Ici, Robert Badinter exprime le point de vue socialiste à la tribune du Sénat.

Le Sénat discutait mercredi 14 et jeudi 15 décembre la loi "anti-terroriste" présentée par Nicolas Sarkozy. Cette loi est la septième sur le sujet de la lutte anti terroriste que le parlement aura voté en dix ans. L'examen, même superficiel, du contenu du texte montre aux moins avertis qu'il s'agit une fois de plus d'une loi d'aubaine sécuritaire. Après mure réflexion et ample débat interne, le groupe socialiste du Sénat a décidé de voter contre le texte. Seul Jean Marie Bokel s'est abstenu en séance. Pour ma part j'ai été très impressionné par la résistance morale qu'a opposé la génération des présents militants d'avant 1981 aux concepts qui entourent ce texte. En fin de débat j'ai donné mon explication de vote.

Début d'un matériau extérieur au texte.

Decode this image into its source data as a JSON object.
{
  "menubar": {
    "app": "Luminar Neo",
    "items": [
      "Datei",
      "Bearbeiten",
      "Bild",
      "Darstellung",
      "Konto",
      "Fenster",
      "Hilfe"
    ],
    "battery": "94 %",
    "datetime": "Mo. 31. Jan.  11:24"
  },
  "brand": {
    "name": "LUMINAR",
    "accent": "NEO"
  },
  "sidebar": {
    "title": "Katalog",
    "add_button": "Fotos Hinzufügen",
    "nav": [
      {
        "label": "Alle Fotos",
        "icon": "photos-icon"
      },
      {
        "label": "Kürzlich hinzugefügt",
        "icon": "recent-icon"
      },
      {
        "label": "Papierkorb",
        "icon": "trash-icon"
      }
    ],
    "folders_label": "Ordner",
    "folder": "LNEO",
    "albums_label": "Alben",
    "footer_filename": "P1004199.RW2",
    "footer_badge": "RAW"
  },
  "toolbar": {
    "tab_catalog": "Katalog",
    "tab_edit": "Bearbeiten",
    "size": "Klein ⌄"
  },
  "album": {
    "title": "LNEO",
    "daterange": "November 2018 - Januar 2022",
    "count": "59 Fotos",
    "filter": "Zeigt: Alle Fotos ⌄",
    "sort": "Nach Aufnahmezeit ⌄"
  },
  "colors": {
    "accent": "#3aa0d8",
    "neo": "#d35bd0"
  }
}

Explication de vote en séance

Monsieur le Président, monsieur le ministre, mes chers collègues, comme vous le savez, les sénateurs socialistes ont pris la décision de voter contre ce projet de loi. Ils auraient pu faire autrement. Cette décision est le fruit d'une longue réflexion. Je veux dire très solennellement que si l'un quelconque d'entre nous ou si l'un quelconque d'entre vous, lors des débats, avait pu faire la démonstration que ce texte pouvait prémunir notre Patrie d'un seul attentat, nous l'aurions voté. Sachez donc que c'est pleinement conscients de l'inanité de son contenu que nous avons pris notre décision. Vous n'êtes pas parvenu à nous convaincre du contraire.

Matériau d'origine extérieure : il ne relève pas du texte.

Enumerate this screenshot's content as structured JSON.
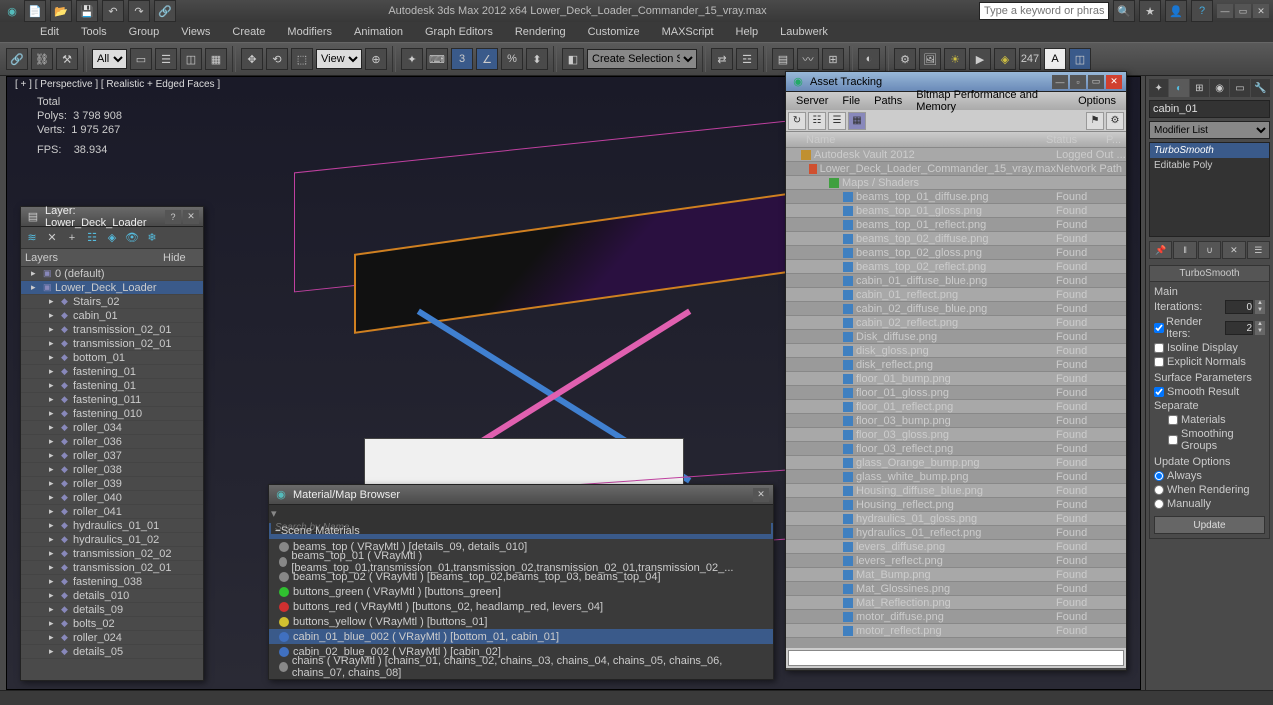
{
  "app": {
    "title": "Autodesk 3ds Max  2012 x64     Lower_Deck_Loader_Commander_15_vray.max",
    "search_placeholder": "Type a keyword or phrase"
  },
  "menu": [
    "Edit",
    "Tools",
    "Group",
    "Views",
    "Create",
    "Modifiers",
    "Animation",
    "Graph Editors",
    "Rendering",
    "Customize",
    "MAXScript",
    "Help",
    "Laubwerk"
  ],
  "toolbar": {
    "select_filter": "All",
    "view_mode": "View",
    "selection_set": "Create Selection Se",
    "polycount": "247"
  },
  "viewport": {
    "label": "[ + ]  [ Perspective ]  [ Realistic + Edged Faces ]",
    "stats": {
      "title": "Total",
      "polys_label": "Polys:",
      "polys": "3 798 908",
      "verts_label": "Verts:",
      "verts": "1 975 267",
      "fps_label": "FPS:",
      "fps": "38.934"
    }
  },
  "layer_panel": {
    "title": "Layer: Lower_Deck_Loader",
    "col_layers": "Layers",
    "col_hide": "Hide",
    "items": [
      {
        "name": "0 (default)",
        "depth": 0,
        "ic": "▣",
        "sel": false
      },
      {
        "name": "Lower_Deck_Loader",
        "depth": 0,
        "ic": "▣",
        "sel": true
      },
      {
        "name": "Stairs_02",
        "depth": 1,
        "ic": "◆",
        "sel": false
      },
      {
        "name": "cabin_01",
        "depth": 1,
        "ic": "◆",
        "sel": false
      },
      {
        "name": "transmission_02_01",
        "depth": 1,
        "ic": "◆",
        "sel": false
      },
      {
        "name": "transmission_02_01",
        "depth": 1,
        "ic": "◆",
        "sel": false
      },
      {
        "name": "bottom_01",
        "depth": 1,
        "ic": "◆",
        "sel": false
      },
      {
        "name": "fastening_01",
        "depth": 1,
        "ic": "◆",
        "sel": false
      },
      {
        "name": "fastening_01",
        "depth": 1,
        "ic": "◆",
        "sel": false
      },
      {
        "name": "fastening_011",
        "depth": 1,
        "ic": "◆",
        "sel": false
      },
      {
        "name": "fastening_010",
        "depth": 1,
        "ic": "◆",
        "sel": false
      },
      {
        "name": "roller_034",
        "depth": 1,
        "ic": "◆",
        "sel": false
      },
      {
        "name": "roller_036",
        "depth": 1,
        "ic": "◆",
        "sel": false
      },
      {
        "name": "roller_037",
        "depth": 1,
        "ic": "◆",
        "sel": false
      },
      {
        "name": "roller_038",
        "depth": 1,
        "ic": "◆",
        "sel": false
      },
      {
        "name": "roller_039",
        "depth": 1,
        "ic": "◆",
        "sel": false
      },
      {
        "name": "roller_040",
        "depth": 1,
        "ic": "◆",
        "sel": false
      },
      {
        "name": "roller_041",
        "depth": 1,
        "ic": "◆",
        "sel": false
      },
      {
        "name": "hydraulics_01_01",
        "depth": 1,
        "ic": "◆",
        "sel": false
      },
      {
        "name": "hydraulics_01_02",
        "depth": 1,
        "ic": "◆",
        "sel": false
      },
      {
        "name": "transmission_02_02",
        "depth": 1,
        "ic": "◆",
        "sel": false
      },
      {
        "name": "transmission_02_01",
        "depth": 1,
        "ic": "◆",
        "sel": false
      },
      {
        "name": "fastening_038",
        "depth": 1,
        "ic": "◆",
        "sel": false
      },
      {
        "name": "details_010",
        "depth": 1,
        "ic": "◆",
        "sel": false
      },
      {
        "name": "details_09",
        "depth": 1,
        "ic": "◆",
        "sel": false
      },
      {
        "name": "bolts_02",
        "depth": 1,
        "ic": "◆",
        "sel": false
      },
      {
        "name": "roller_024",
        "depth": 1,
        "ic": "◆",
        "sel": false
      },
      {
        "name": "details_05",
        "depth": 1,
        "ic": "◆",
        "sel": false
      }
    ]
  },
  "asset_panel": {
    "title": "Asset Tracking",
    "menu": [
      "Server",
      "File",
      "Paths",
      "Bitmap Performance and Memory",
      "Options"
    ],
    "col_name": "Name",
    "col_status": "Status",
    "col_p": "P...",
    "rows": [
      {
        "name": "Autodesk Vault 2012",
        "status": "Logged Out ...",
        "indent": 0,
        "ic": "#c09030"
      },
      {
        "name": "Lower_Deck_Loader_Commander_15_vray.max",
        "status": "Network Path",
        "indent": 1,
        "ic": "#d05030"
      },
      {
        "name": "Maps / Shaders",
        "status": "",
        "indent": 2,
        "ic": "#40a040"
      },
      {
        "name": "beams_top_01_diffuse.png",
        "status": "Found",
        "indent": 3,
        "ic": "#4080c0"
      },
      {
        "name": "beams_top_01_gloss.png",
        "status": "Found",
        "indent": 3,
        "ic": "#4080c0"
      },
      {
        "name": "beams_top_01_reflect.png",
        "status": "Found",
        "indent": 3,
        "ic": "#4080c0"
      },
      {
        "name": "beams_top_02_diffuse.png",
        "status": "Found",
        "indent": 3,
        "ic": "#4080c0"
      },
      {
        "name": "beams_top_02_gloss.png",
        "status": "Found",
        "indent": 3,
        "ic": "#4080c0"
      },
      {
        "name": "beams_top_02_reflect.png",
        "status": "Found",
        "indent": 3,
        "ic": "#4080c0"
      },
      {
        "name": "cabin_01_diffuse_blue.png",
        "status": "Found",
        "indent": 3,
        "ic": "#4080c0"
      },
      {
        "name": "cabin_01_reflect.png",
        "status": "Found",
        "indent": 3,
        "ic": "#4080c0"
      },
      {
        "name": "cabin_02_diffuse_blue.png",
        "status": "Found",
        "indent": 3,
        "ic": "#4080c0"
      },
      {
        "name": "cabin_02_reflect.png",
        "status": "Found",
        "indent": 3,
        "ic": "#4080c0"
      },
      {
        "name": "Disk_diffuse.png",
        "status": "Found",
        "indent": 3,
        "ic": "#4080c0"
      },
      {
        "name": "disk_gloss.png",
        "status": "Found",
        "indent": 3,
        "ic": "#4080c0"
      },
      {
        "name": "disk_reflect.png",
        "status": "Found",
        "indent": 3,
        "ic": "#4080c0"
      },
      {
        "name": "floor_01_bump.png",
        "status": "Found",
        "indent": 3,
        "ic": "#4080c0"
      },
      {
        "name": "floor_01_gloss.png",
        "status": "Found",
        "indent": 3,
        "ic": "#4080c0"
      },
      {
        "name": "floor_01_reflect.png",
        "status": "Found",
        "indent": 3,
        "ic": "#4080c0"
      },
      {
        "name": "floor_03_bump.png",
        "status": "Found",
        "indent": 3,
        "ic": "#4080c0"
      },
      {
        "name": "floor_03_gloss.png",
        "status": "Found",
        "indent": 3,
        "ic": "#4080c0"
      },
      {
        "name": "floor_03_reflect.png",
        "status": "Found",
        "indent": 3,
        "ic": "#4080c0"
      },
      {
        "name": "glass_Orange_bump.png",
        "status": "Found",
        "indent": 3,
        "ic": "#4080c0"
      },
      {
        "name": "glass_white_bump.png",
        "status": "Found",
        "indent": 3,
        "ic": "#4080c0"
      },
      {
        "name": "Housing_diffuse_blue.png",
        "status": "Found",
        "indent": 3,
        "ic": "#4080c0"
      },
      {
        "name": "Housing_reflect.png",
        "status": "Found",
        "indent": 3,
        "ic": "#4080c0"
      },
      {
        "name": "hydraulics_01_gloss.png",
        "status": "Found",
        "indent": 3,
        "ic": "#4080c0"
      },
      {
        "name": "hydraulics_01_reflect.png",
        "status": "Found",
        "indent": 3,
        "ic": "#4080c0"
      },
      {
        "name": "levers_diffuse.png",
        "status": "Found",
        "indent": 3,
        "ic": "#4080c0"
      },
      {
        "name": "levers_reflect.png",
        "status": "Found",
        "indent": 3,
        "ic": "#4080c0"
      },
      {
        "name": "Mat_Bump.png",
        "status": "Found",
        "indent": 3,
        "ic": "#4080c0"
      },
      {
        "name": "Mat_Glossines.png",
        "status": "Found",
        "indent": 3,
        "ic": "#4080c0"
      },
      {
        "name": "Mat_Reflection.png",
        "status": "Found",
        "indent": 3,
        "ic": "#4080c0"
      },
      {
        "name": "motor_diffuse.png",
        "status": "Found",
        "indent": 3,
        "ic": "#4080c0"
      },
      {
        "name": "motor_reflect.png",
        "status": "Found",
        "indent": 3,
        "ic": "#4080c0"
      }
    ]
  },
  "mat_panel": {
    "title": "Material/Map Browser",
    "search_placeholder": "Search by Name ...",
    "header": "Scene Materials",
    "rows": [
      {
        "name": "beams_top  ( VRayMtl )  [details_09, details_010]",
        "color": "#888",
        "sel": false
      },
      {
        "name": "beams_top_01  ( VRayMtl )  [beams_top_01,transmission_01,transmission_02,transmission_02_01,transmission_02_...",
        "color": "#888",
        "sel": false
      },
      {
        "name": "beams_top_02  ( VRayMtl )  [beams_top_02,beams_top_03, beams_top_04]",
        "color": "#888",
        "sel": false
      },
      {
        "name": "buttons_green  ( VRayMtl )  [buttons_green]",
        "color": "#30c030",
        "sel": false
      },
      {
        "name": "buttons_red  ( VRayMtl )  [buttons_02, headlamp_red, levers_04]",
        "color": "#d03030",
        "sel": false
      },
      {
        "name": "buttons_yellow  ( VRayMtl )  [buttons_01]",
        "color": "#d0c030",
        "sel": false
      },
      {
        "name": "cabin_01_blue_002  ( VRayMtl )  [bottom_01, cabin_01]",
        "color": "#4070c0",
        "sel": true
      },
      {
        "name": "cabin_02_blue_002  ( VRayMtl )  [cabin_02]",
        "color": "#4070c0",
        "sel": false
      },
      {
        "name": "chains  ( VRayMtl )  [chains_01, chains_02, chains_03, chains_04, chains_05, chains_06, chains_07, chains_08]",
        "color": "#888",
        "sel": false
      }
    ]
  },
  "right_panel": {
    "obj_name": "cabin_01",
    "modifier_list": "Modifier List",
    "stack": [
      {
        "name": "TurboSmooth",
        "sel": true
      },
      {
        "name": "Editable Poly",
        "sel": false
      }
    ],
    "rollout_name": "TurboSmooth",
    "main_label": "Main",
    "iterations_label": "Iterations:",
    "iterations": "0",
    "render_iters_label": "Render Iters:",
    "render_iters": "2",
    "render_iters_checked": true,
    "isoline_label": "Isoline Display",
    "explicit_label": "Explicit Normals",
    "surface_label": "Surface Parameters",
    "smooth_result_label": "Smooth Result",
    "smooth_result_checked": true,
    "separate_label": "Separate",
    "sep_materials": "Materials",
    "sep_smoothing": "Smoothing Groups",
    "update_label": "Update Options",
    "opt_always": "Always",
    "opt_rendering": "When Rendering",
    "opt_manually": "Manually",
    "update_btn": "Update"
  }
}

Louis Mermaz et Jean-Pierre Sueur ont été les principaux orateurs du groupe socialiste dans cette bataille. La droite a fait feu de tous les arguments y compris du souvenir de l'URSS...
Louis Mermaz et Jean-Pierre Sueur ont été les principaux orateurs du groupe socialiste dans cette bataille. La droite a fait feu de tous les arguments y compris du souvenir de l'URSS…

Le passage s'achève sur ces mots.